Глэдис надолго задумалась.
– Такое дело сразу не делается, Крошка Люша. Тут надо, как у вас говорят, хорошенько обмозговать. Узнать от цыган можно, наверное. Есть еще такие, которые Лялю Розанову помнят… Но… танцуешь ты, Крошка Люша, интересно весьма… А петь можешь?
– Могу, – кивнула Люша. – Как Ляля Розанова, это вряд ли, конечно. Меня ж не учил никто. Но могу. Степка говорил, что я те же песни пою куда лучше, чем артистки на ярмарке.
– Надо думать, – повторила Глэдис Макдауэлл. – Что сказать цыганам, да как подать, да как время выбрать. Пока два-три дня поживешь тихо у меня, заодно и у вас на Хитровке все поуляжется… А там поглядим…
– Спасибо тебе, тетя Глэдис!
– Да на здоровье, как у вас говорят, лишь бы на пользу пошло! – откликнулась Глэдис и добавила задумчиво: – А вдруг да и не соврали мне тогда цыганские-то приметы…
Украшения
Очень жаль, что нельзя никому показать и рассказать. Отец запретил и караулит. А мне невтерпеж. Один раз я даже Трезорку кухонного привела (отец усмехнулся, но разрешил). Песик как увидел меня всю в золоте да в камнях самоцветных, так начал истошно лаять и остановиться не мог. Пришлось выгнать его. Кто ж еще? Пелагея – сама по сказкам мастерица. Про Груню отец и слышать не хочет и никогда ее в свою половину не допустит. Остается Степка. Накануне я ему, ничего не объясняя, велела на крыше схорониться, веревку приготовить и ждать от меня сигнала. Он поворчал, конечно, но согласился, потому что любопытства в нем не меньше, чем во мне самой.
Была я весь вечер как шелковая. Умылась, волосы дала расчесать, переоделась в ночное (обычно ложилась в чем была или уж, если силой грязное заставят снять, голой), молитву с Пелагеей прочла… Нянюшка даже насторожилась, все время лоб мне щупала и запор на двери три раза проверила, чтоб я ночью не сбежала куда (зря она беспокоится – ключ-то от двери у меня давно есть, а засов только снаружи задвинуть можно).

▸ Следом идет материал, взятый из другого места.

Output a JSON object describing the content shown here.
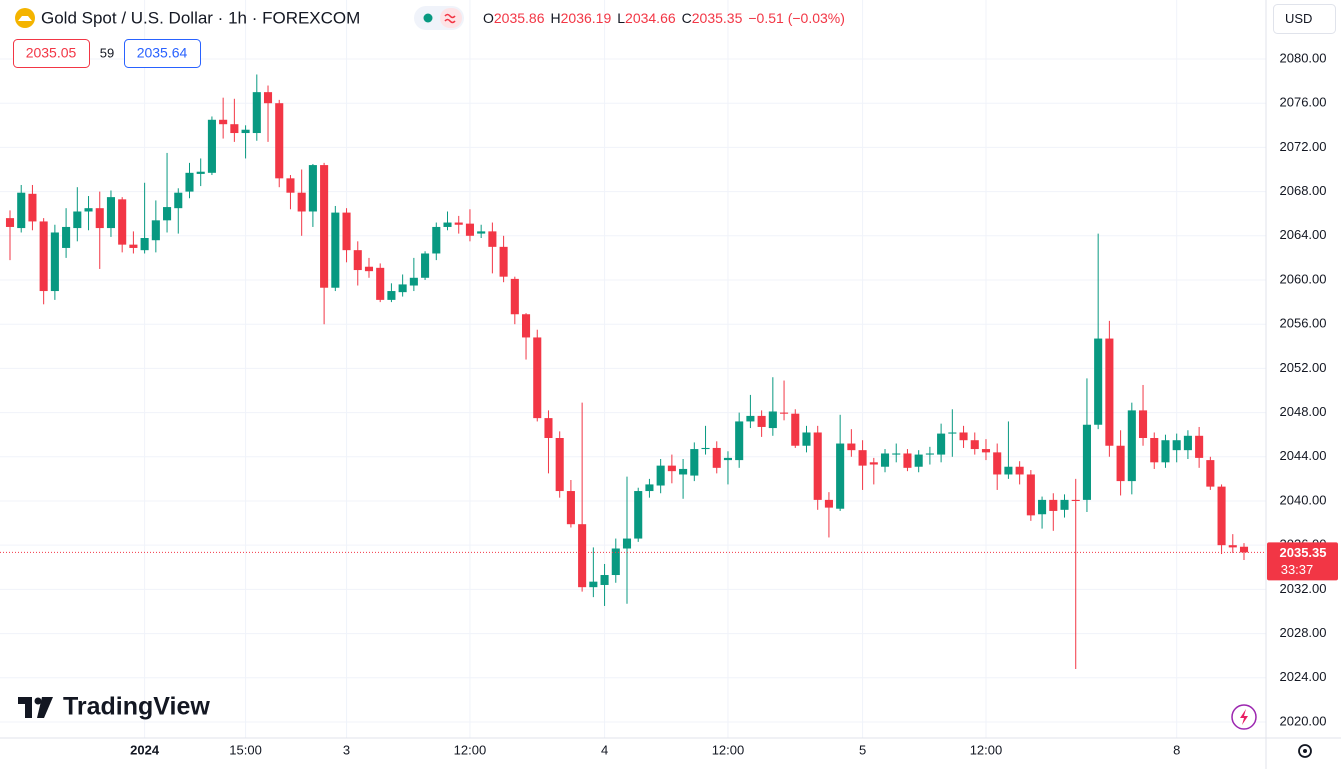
{
  "chart_data": {
    "type": "candlestick",
    "title": "Gold Spot / U.S. Dollar · 1h · FOREXCOM",
    "ohlc_labels": [
      "O",
      "H",
      "L",
      "C"
    ],
    "change": "−0.51 (−0.03%)",
    "bid": 2035.05,
    "spread": 59,
    "ask": 2035.64,
    "currency": "USD",
    "countdown": "33:37",
    "brand": "TradingView",
    "up_color": "#089981",
    "down_color": "#f23645",
    "grid": true,
    "ylim": [
      2018.55,
      2085.34
    ],
    "yticks": [
      {
        "value": 2020,
        "label": "2020.00"
      },
      {
        "value": 2024,
        "label": "2024.00"
      },
      {
        "value": 2028,
        "label": "2028.00"
      },
      {
        "value": 2032,
        "label": "2032.00"
      },
      {
        "value": 2036,
        "label": "2036.00"
      },
      {
        "value": 2040,
        "label": "2040.00"
      },
      {
        "value": 2044,
        "label": "2044.00"
      },
      {
        "value": 2048,
        "label": "2048.00"
      },
      {
        "value": 2052,
        "label": "2052.00"
      },
      {
        "value": 2056,
        "label": "2056.00"
      },
      {
        "value": 2060,
        "label": "2060.00"
      },
      {
        "value": 2064,
        "label": "2064.00"
      },
      {
        "value": 2068,
        "label": "2068.00"
      },
      {
        "value": 2072,
        "label": "2072.00"
      },
      {
        "value": 2076,
        "label": "2076.00"
      },
      {
        "value": 2080,
        "label": "2080.00"
      }
    ],
    "categories": [
      null,
      null,
      null,
      null,
      null,
      null,
      null,
      null,
      null,
      null,
      null,
      null,
      "2024",
      null,
      null,
      null,
      null,
      null,
      null,
      null,
      null,
      "15:00",
      null,
      null,
      null,
      null,
      null,
      null,
      null,
      null,
      "3",
      null,
      null,
      null,
      null,
      null,
      null,
      null,
      null,
      null,
      null,
      "12:00",
      null,
      null,
      null,
      null,
      null,
      null,
      null,
      null,
      null,
      null,
      null,
      "4",
      null,
      null,
      null,
      null,
      null,
      null,
      null,
      null,
      null,
      null,
      "12:00",
      null,
      null,
      null,
      null,
      null,
      null,
      null,
      null,
      null,
      null,
      null,
      "5",
      null,
      null,
      null,
      null,
      null,
      null,
      null,
      null,
      null,
      null,
      "12:00",
      null,
      null,
      null,
      null,
      null,
      null,
      null,
      null,
      null,
      null,
      null,
      null,
      null,
      null,
      null,
      null,
      "8",
      null,
      null,
      null,
      null,
      null,
      null
    ],
    "open": [
      2065.6,
      2064.7,
      2067.8,
      2065.3,
      2059.0,
      2062.9,
      2064.7,
      2066.2,
      2066.5,
      2064.7,
      2067.3,
      2063.2,
      2062.7,
      2063.6,
      2065.4,
      2066.5,
      2068.0,
      2069.6,
      2069.7,
      2074.5,
      2074.1,
      2073.3,
      2073.3,
      2077.0,
      2076.0,
      2069.2,
      2067.9,
      2066.2,
      2070.4,
      2059.3,
      2066.1,
      2062.7,
      2061.2,
      2061.1,
      2058.2,
      2058.9,
      2059.5,
      2060.2,
      2062.4,
      2064.8,
      2065.2,
      2065.1,
      2064.2,
      2064.4,
      2063.0,
      2060.1,
      2056.9,
      2054.8,
      2047.5,
      2045.7,
      2040.9,
      2037.9,
      2032.2,
      2032.4,
      2033.3,
      2035.7,
      2036.6,
      2040.9,
      2041.4,
      2043.2,
      2042.4,
      2042.3,
      2044.7,
      2044.8,
      2043.7,
      2043.7,
      2047.2,
      2047.7,
      2046.6,
      2048.0,
      2047.9,
      2045.0,
      2046.2,
      2040.1,
      2039.3,
      2045.2,
      2044.6,
      2043.5,
      2043.1,
      2044.2,
      2044.3,
      2043.1,
      2044.2,
      2044.2,
      2046.1,
      2046.2,
      2045.5,
      2044.7,
      2044.4,
      2042.4,
      2043.1,
      2042.4,
      2038.8,
      2040.1,
      2039.2,
      2040.1,
      2040.1,
      2046.9,
      2054.7,
      2045.0,
      2041.8,
      2048.2,
      2045.7,
      2043.5,
      2044.6,
      2044.6,
      2045.9,
      2043.7,
      2041.3,
      2036.0,
      2035.86
    ],
    "high": [
      2066.3,
      2068.6,
      2068.6,
      2065.6,
      2065.0,
      2066.5,
      2068.4,
      2067.6,
      2068.0,
      2068.1,
      2067.5,
      2064.4,
      2068.8,
      2067.2,
      2071.5,
      2068.3,
      2070.6,
      2071.0,
      2074.8,
      2076.5,
      2076.4,
      2074.0,
      2078.6,
      2077.6,
      2076.3,
      2069.5,
      2070.0,
      2070.5,
      2070.6,
      2066.7,
      2066.5,
      2063.5,
      2062.0,
      2061.5,
      2059.7,
      2060.5,
      2062.0,
      2062.6,
      2065.2,
      2066.2,
      2065.8,
      2066.4,
      2065.0,
      2065.2,
      2064.0,
      2060.3,
      2057.0,
      2055.5,
      2048.2,
      2046.3,
      2041.9,
      2048.9,
      2035.8,
      2034.3,
      2036.6,
      2042.2,
      2041.2,
      2042.0,
      2043.8,
      2044.2,
      2043.8,
      2045.3,
      2046.8,
      2045.4,
      2044.5,
      2048.0,
      2049.6,
      2048.2,
      2051.2,
      2050.9,
      2048.3,
      2046.8,
      2046.8,
      2040.8,
      2047.8,
      2046.5,
      2045.5,
      2043.9,
      2044.7,
      2045.2,
      2044.7,
      2044.6,
      2044.9,
      2047.0,
      2048.3,
      2046.8,
      2046.2,
      2045.6,
      2045.2,
      2047.2,
      2043.6,
      2042.8,
      2040.4,
      2040.7,
      2040.6,
      2042.0,
      2051.1,
      2064.2,
      2056.3,
      2046.4,
      2048.9,
      2050.5,
      2046.2,
      2046.0,
      2046.1,
      2046.4,
      2046.7,
      2044.0,
      2041.5,
      2037.0,
      2036.19
    ],
    "low": [
      2061.8,
      2064.3,
      2064.5,
      2057.8,
      2058.2,
      2062.0,
      2063.5,
      2064.5,
      2061.0,
      2063.9,
      2062.5,
      2062.4,
      2062.4,
      2062.5,
      2064.3,
      2064.2,
      2067.4,
      2068.5,
      2069.5,
      2072.8,
      2072.5,
      2071.0,
      2072.6,
      2072.5,
      2068.4,
      2066.4,
      2064.0,
      2064.8,
      2056.0,
      2059.0,
      2061.6,
      2059.5,
      2060.2,
      2058.0,
      2058.0,
      2058.5,
      2059.0,
      2060.0,
      2061.8,
      2064.5,
      2064.2,
      2063.5,
      2063.8,
      2060.6,
      2059.8,
      2056.0,
      2052.8,
      2047.2,
      2042.5,
      2040.3,
      2037.6,
      2031.8,
      2031.3,
      2030.5,
      2032.6,
      2030.7,
      2036.3,
      2040.3,
      2040.7,
      2041.6,
      2040.2,
      2041.8,
      2044.2,
      2042.5,
      2041.5,
      2043.0,
      2046.6,
      2045.8,
      2045.9,
      2047.3,
      2044.8,
      2044.4,
      2039.2,
      2036.7,
      2039.1,
      2044.0,
      2041.0,
      2041.5,
      2042.6,
      2043.5,
      2042.7,
      2042.6,
      2043.3,
      2043.5,
      2044.0,
      2044.8,
      2044.2,
      2043.7,
      2041.0,
      2042.0,
      2041.5,
      2038.2,
      2037.5,
      2037.3,
      2038.5,
      2024.8,
      2039.0,
      2046.5,
      2044.0,
      2040.5,
      2040.6,
      2045.0,
      2042.9,
      2043.0,
      2043.5,
      2043.8,
      2043.0,
      2041.0,
      2035.2,
      2035.3,
      2034.66
    ],
    "close": [
      2064.8,
      2067.9,
      2065.3,
      2059.0,
      2064.3,
      2064.8,
      2066.2,
      2066.5,
      2064.7,
      2067.5,
      2063.2,
      2062.9,
      2063.8,
      2065.4,
      2066.6,
      2067.9,
      2069.7,
      2069.8,
      2074.5,
      2074.1,
      2073.3,
      2073.6,
      2077.0,
      2076.0,
      2069.2,
      2067.9,
      2066.2,
      2070.4,
      2059.3,
      2066.1,
      2062.7,
      2060.9,
      2060.8,
      2058.2,
      2059.0,
      2059.6,
      2060.2,
      2062.4,
      2064.8,
      2065.2,
      2065.0,
      2064.0,
      2064.4,
      2063.0,
      2060.3,
      2056.9,
      2054.8,
      2047.5,
      2045.7,
      2040.9,
      2037.9,
      2032.2,
      2032.7,
      2033.3,
      2035.7,
      2036.6,
      2040.9,
      2041.5,
      2043.2,
      2042.7,
      2042.9,
      2044.7,
      2044.8,
      2043.0,
      2043.9,
      2047.2,
      2047.7,
      2046.7,
      2048.1,
      2047.9,
      2045.0,
      2046.2,
      2040.1,
      2039.4,
      2045.2,
      2044.6,
      2043.2,
      2043.3,
      2044.3,
      2044.3,
      2043.0,
      2044.2,
      2044.3,
      2046.1,
      2046.2,
      2045.5,
      2044.7,
      2044.4,
      2042.4,
      2043.1,
      2042.4,
      2038.7,
      2040.1,
      2039.1,
      2040.1,
      2040.0,
      2046.9,
      2054.7,
      2045.0,
      2041.8,
      2048.2,
      2045.7,
      2043.5,
      2045.5,
      2045.5,
      2045.9,
      2043.9,
      2041.3,
      2036.0,
      2035.8,
      2035.35
    ]
  }
}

Наутро отцу доложила, что вела я себя странно тихо и не привязалась ли какая болезнь? Отец от нянюшкиных опасений отмахнулся, долго в кабинете мне про Америку рассказывал (это мне нравится, хотя большую часть я уже в книжках прочла, но глобус крутить и рассматривать все равно интересно), а потом, как обещал, пустил меня в мамину комнату и снаружи запер, сказав, что через час придет. Как я украшаюсь и прихорашиваюсь, ему смотреть странно – наверное, мать мою вспоминает или еще что: по лицу его словно всякие картины проходят, как будто воск плавится или тени на стене. Я как-то у нянюшки спросила: что это? Она объяснила, что промеж людьми это называется чувства и воспоминания, но мне того не понять, потому что все мои чувства – это драться и обстановку вокруг себя крушить или уж сидеть, в угол забившись.
Как отец вышел, так я сразу красоту навела, окно отворила и Степке маленьким зеркальцем на липу зайчик пустила. У нас давно с ним сигналы условлены: три раза снизу вверх – «все в порядке, путь свободен, действуй, как договаривались».
Степка по веревке спустился, на подоконнике сел, ноги свесил и тут меня увидал.
Эхма! У него лицо мигом сделалось как у торбеевского дурачка Юшки! Только что слюни не пустил. Вот мне было удовольствие поглядеть!